The New York Post gets the prize for tracking down and decoding the Dec. 8 SEC filing describing Dan Rosensweig severance package from Yahoo. Rosensweig was shuffled out of his job as COO of Yahoo during the re-org announced earlier this month; his end date is supposed to be March 31. He was appointed COO in April 2003 so that would give him a tenure of about five years. Rosensweig package could be worth about $4 million but comes with a different kind of price tag in terms of restrictions. Some details:
— He gets his full base pay of $500,000 for 2007 and a $900,000 annual bonus for 2006.
— Various options will vest on the separation date. He gets an extra three years to exercise 825,000 underwater stock options. His performance-based stock unit awards will vest fully but rely on meeting certain goals. His various exercise and vesting rights are tied to various restrictions.
— The restrictions include a noncompete with Microsoft or Google for three years; no recruiting from Yahoo, etc.A spokesperson told the Post the additional vesting time was in recognition of the noncompete.

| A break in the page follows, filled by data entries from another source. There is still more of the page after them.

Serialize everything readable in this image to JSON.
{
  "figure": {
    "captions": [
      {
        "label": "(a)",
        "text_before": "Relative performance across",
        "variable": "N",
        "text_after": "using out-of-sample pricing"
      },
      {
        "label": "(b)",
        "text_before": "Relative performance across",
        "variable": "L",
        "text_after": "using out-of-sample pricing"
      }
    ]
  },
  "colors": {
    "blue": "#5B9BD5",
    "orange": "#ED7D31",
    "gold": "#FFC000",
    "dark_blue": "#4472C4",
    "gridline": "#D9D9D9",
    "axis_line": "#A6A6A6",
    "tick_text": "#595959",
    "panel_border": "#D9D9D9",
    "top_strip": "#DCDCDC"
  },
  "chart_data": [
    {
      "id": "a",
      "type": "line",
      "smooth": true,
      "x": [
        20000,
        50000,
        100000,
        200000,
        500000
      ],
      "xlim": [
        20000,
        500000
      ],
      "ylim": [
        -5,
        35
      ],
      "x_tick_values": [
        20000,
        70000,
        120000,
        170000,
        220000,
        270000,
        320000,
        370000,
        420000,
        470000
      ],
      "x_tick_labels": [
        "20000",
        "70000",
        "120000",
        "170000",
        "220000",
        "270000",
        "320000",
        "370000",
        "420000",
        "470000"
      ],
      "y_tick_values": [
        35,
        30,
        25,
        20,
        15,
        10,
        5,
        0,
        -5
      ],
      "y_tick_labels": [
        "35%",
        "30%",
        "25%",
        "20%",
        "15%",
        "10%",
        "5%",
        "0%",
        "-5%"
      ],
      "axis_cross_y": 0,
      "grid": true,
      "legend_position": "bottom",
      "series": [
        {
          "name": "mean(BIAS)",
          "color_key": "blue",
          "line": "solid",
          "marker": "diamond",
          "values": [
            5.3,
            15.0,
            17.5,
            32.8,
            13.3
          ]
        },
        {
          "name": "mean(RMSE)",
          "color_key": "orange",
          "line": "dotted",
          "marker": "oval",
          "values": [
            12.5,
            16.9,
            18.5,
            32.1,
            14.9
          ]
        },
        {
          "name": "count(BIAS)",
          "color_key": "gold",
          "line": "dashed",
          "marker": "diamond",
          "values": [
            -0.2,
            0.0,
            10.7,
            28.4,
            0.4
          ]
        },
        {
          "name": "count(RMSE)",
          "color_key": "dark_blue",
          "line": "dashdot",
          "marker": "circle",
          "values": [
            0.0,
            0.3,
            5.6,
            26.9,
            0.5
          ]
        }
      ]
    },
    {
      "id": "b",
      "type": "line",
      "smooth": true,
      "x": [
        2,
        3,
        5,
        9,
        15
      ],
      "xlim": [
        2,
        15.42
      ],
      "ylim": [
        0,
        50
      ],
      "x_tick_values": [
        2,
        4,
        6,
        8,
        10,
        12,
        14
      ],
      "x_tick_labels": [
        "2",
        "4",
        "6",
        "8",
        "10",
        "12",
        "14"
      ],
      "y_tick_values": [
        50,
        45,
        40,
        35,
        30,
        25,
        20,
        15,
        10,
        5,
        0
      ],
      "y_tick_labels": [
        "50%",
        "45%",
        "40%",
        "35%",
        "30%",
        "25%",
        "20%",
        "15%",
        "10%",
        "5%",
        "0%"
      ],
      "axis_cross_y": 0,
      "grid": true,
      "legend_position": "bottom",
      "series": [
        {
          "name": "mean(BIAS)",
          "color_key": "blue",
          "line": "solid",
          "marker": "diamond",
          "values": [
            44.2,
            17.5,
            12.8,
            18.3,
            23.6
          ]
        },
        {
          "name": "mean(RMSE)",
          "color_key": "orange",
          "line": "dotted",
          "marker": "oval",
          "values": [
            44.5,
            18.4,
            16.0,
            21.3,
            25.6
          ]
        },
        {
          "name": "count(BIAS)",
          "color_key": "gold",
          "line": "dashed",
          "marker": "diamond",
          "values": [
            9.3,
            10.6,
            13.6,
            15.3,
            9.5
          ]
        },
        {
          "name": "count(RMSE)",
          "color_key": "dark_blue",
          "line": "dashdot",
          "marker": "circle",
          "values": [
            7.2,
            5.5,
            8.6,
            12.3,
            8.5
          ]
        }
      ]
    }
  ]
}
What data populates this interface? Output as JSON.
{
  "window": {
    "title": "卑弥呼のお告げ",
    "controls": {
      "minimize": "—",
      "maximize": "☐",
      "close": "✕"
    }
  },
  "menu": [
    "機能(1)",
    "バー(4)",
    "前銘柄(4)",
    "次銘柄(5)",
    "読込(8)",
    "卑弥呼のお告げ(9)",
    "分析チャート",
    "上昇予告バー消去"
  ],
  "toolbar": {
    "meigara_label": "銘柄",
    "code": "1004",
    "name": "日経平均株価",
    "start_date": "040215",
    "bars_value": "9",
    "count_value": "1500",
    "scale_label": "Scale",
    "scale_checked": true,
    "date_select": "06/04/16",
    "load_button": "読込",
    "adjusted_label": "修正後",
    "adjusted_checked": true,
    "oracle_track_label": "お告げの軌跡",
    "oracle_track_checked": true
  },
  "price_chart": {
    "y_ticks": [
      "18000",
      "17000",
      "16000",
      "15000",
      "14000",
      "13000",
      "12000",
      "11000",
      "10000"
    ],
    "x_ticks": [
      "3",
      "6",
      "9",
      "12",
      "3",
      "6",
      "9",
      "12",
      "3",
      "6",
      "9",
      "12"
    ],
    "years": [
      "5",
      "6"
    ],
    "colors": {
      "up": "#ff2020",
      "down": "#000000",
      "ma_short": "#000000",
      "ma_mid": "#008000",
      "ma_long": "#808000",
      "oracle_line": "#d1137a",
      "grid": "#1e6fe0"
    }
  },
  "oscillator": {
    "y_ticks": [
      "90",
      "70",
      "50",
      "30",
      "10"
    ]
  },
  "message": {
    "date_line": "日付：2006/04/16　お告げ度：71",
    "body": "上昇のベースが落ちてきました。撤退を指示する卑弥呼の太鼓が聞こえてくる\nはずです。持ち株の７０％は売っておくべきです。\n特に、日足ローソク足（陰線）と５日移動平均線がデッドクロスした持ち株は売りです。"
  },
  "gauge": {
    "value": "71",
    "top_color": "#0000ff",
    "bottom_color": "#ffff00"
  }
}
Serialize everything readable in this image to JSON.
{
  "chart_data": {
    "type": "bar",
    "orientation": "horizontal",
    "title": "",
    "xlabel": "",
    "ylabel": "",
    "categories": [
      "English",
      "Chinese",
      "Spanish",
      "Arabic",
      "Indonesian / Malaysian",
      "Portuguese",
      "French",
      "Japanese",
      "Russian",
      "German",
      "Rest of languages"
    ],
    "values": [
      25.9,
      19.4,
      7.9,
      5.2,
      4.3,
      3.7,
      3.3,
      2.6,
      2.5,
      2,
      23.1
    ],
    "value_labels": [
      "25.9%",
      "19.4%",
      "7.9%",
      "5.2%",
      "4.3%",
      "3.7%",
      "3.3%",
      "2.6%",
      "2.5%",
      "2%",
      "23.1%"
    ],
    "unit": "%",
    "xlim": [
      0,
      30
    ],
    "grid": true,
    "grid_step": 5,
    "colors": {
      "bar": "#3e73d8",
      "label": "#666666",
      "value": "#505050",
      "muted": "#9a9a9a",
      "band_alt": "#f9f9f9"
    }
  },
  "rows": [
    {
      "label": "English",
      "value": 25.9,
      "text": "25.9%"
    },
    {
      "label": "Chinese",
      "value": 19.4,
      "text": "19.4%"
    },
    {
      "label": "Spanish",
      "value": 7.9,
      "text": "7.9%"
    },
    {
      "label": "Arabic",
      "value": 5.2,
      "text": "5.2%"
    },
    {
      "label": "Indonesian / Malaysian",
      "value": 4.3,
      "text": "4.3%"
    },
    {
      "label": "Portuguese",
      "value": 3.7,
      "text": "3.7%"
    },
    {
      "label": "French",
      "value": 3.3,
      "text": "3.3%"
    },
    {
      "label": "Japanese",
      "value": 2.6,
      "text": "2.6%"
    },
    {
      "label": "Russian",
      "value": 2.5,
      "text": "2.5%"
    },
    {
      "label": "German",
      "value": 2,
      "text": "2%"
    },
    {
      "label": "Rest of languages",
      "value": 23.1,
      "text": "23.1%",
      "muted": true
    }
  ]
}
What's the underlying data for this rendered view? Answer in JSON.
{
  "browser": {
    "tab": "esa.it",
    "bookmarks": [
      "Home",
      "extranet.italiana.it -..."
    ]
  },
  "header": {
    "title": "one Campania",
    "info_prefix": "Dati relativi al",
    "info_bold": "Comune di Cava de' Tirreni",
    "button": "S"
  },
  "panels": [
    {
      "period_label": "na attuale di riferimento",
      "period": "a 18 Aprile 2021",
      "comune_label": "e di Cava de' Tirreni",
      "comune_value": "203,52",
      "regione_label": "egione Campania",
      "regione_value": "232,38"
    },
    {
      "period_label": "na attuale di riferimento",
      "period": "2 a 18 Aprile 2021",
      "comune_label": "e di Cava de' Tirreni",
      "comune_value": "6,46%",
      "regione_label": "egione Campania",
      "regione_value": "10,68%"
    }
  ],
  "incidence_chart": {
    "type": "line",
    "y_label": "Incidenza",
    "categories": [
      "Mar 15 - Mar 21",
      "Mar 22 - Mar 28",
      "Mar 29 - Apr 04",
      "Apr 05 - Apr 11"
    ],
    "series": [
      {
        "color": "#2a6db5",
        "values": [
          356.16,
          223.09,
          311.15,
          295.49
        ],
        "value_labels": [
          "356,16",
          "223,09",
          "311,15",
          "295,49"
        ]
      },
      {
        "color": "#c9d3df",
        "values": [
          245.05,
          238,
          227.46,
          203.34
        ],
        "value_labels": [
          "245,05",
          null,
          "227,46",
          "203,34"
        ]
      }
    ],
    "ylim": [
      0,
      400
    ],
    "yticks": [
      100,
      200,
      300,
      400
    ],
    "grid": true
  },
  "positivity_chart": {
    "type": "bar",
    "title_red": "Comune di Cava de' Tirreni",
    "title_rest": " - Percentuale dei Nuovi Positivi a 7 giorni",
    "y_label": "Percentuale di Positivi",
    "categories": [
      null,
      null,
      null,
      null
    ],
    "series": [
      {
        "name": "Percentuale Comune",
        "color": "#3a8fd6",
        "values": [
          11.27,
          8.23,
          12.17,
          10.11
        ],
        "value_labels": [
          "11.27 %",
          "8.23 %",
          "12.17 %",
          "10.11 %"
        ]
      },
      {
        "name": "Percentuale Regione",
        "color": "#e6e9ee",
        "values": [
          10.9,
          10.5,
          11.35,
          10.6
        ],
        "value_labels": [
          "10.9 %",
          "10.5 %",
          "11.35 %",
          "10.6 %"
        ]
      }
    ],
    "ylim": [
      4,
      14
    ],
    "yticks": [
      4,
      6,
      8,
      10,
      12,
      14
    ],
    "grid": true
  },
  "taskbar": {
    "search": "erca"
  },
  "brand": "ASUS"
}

— Some of the clauses could shed a different light on official comments about Rosensweig’s departure and his own comments for that matter: the disparagement clause prohibits him from speaking ill of anyone at Yahoo while the CEO, Chief Yashoo, EVP and board can’t disparage him. He also has review rights of press releases and formal public statements.
— Historic note: His signing bonus for joining Yahoo was $1.5 million over four years.